Ich schluckte, um nicht zu schluchzen und fischte meine bereits gepackte Tasche unter dem Bett hervor.
So war das doch alles gar nicht geplant.
Es klopfte an meiner Tür und ich wusste, dass meine Zeit allein abgelaufen war.
Immer noch zitterte ich, als ich mich erhob und mit der Tasche über meiner Schulter mein Zimmer verließ. Einmal noch gestattete ich mir, über die spärliche Einrichtung zu schauen, dann drehte ich mich um.
Dieses Zimmer würde ich nie wiedersehen. Meine Eltern würde ich nie wiedersehen.
Meine kurze Hoffnung, dass ich das alles vielleicht nur geträumt hatte, verpuffte, als ich die Diener des Königs sah, die allesamt in meine Richtung starrten. Dann wandten sich alle, bis auf einer ab und gingen nach draußen, um vor der Tür unserer Hütte auf mich zu warten.
»Mutter, Vater bitte ... bitte lasst mich nicht von ihnen mitnehmen«, flehte ich mit einer schrecklich dünnen Stimme. Ein leichtes Lächeln legte sich auf die Züge meiner Mutter.
»Schatz, du wirst ein besseres Leben führen, als all deine Vorfahren. Du machst uns Stolz« Sie drückte mir einen Kuss auf die Stirn und ich sah, wie einige Tränen ihre Wangen hinunterliefen. Verzweifelt warf ich meinem Vater einen Blick zu, der mich mit einem grimmigen Ausdruck anschaute, ehe er nickte. Er nickte, damit mich der Diener mitnahm.
Ich ballte meine Hand zur Faust und biss mir auf meine Unterlippe. Meine Augen brannten, aber ich wollte nicht weinen.
Verdammt! Ich hätte schon vor diesem verdammten Fest fliehen sollen!

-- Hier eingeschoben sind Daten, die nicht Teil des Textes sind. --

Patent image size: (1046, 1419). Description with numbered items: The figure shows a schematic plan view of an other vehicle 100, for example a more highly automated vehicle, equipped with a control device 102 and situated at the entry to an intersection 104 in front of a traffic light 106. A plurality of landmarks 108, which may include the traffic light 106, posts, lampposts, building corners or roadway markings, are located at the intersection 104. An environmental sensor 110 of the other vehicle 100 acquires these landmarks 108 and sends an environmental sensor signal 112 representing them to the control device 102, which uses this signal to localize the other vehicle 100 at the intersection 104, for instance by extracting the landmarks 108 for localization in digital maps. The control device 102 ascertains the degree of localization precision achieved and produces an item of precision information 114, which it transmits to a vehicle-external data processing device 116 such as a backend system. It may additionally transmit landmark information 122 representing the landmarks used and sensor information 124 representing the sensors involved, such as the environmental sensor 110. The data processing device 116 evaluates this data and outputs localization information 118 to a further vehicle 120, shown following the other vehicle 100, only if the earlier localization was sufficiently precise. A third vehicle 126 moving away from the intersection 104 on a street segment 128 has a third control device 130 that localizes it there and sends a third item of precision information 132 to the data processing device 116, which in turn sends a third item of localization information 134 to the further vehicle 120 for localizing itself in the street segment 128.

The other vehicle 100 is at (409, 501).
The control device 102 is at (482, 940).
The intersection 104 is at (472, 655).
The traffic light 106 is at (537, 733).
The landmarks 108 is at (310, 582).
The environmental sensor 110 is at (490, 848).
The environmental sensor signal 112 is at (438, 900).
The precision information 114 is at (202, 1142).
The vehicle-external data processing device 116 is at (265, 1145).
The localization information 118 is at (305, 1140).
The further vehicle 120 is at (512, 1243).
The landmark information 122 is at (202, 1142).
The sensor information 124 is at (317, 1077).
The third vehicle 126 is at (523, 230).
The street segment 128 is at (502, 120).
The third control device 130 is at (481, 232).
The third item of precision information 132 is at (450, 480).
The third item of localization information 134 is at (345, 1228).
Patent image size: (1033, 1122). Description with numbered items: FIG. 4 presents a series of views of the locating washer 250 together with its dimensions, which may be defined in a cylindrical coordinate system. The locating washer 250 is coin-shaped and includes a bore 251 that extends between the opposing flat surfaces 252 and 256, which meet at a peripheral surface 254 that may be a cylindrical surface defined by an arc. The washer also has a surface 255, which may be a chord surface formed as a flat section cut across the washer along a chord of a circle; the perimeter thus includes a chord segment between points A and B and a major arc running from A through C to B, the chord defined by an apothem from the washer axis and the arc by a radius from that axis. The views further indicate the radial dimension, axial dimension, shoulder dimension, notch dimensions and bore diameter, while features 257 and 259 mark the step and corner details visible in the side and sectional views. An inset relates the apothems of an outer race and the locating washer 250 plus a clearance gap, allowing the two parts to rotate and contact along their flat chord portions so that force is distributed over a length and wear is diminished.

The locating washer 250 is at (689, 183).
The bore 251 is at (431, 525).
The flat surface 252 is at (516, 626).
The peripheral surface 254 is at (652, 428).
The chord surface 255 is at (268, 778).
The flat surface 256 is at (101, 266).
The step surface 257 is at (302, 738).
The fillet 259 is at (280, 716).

Mit einem letzten Blick zu meiner Familie wandte ich mich zu dem Diener. Ich konnte immer noch fliehen. Wenn sie merkten, dass ich mit ihnen kommen würde, würden sie vielleicht nicht mehr ganz so aufmerksam jeden meiner Schritte beobachten. Dann könnte ich fliehen.
Immerhin übergab der Bote meinem Vater einen kleinen Sack, der gefüllt sein musste mit Goldstücken. Viel mehr als er je mit dem Fischen verdient hätte.
Ich schluckte einen gewaltigen Kloß hinunter und verließ unsere Hütte. Mein Zuhause, was ich nie wiedersehen würde.
Denn noch nie wurde einer der Auserwählten wiedergesehen.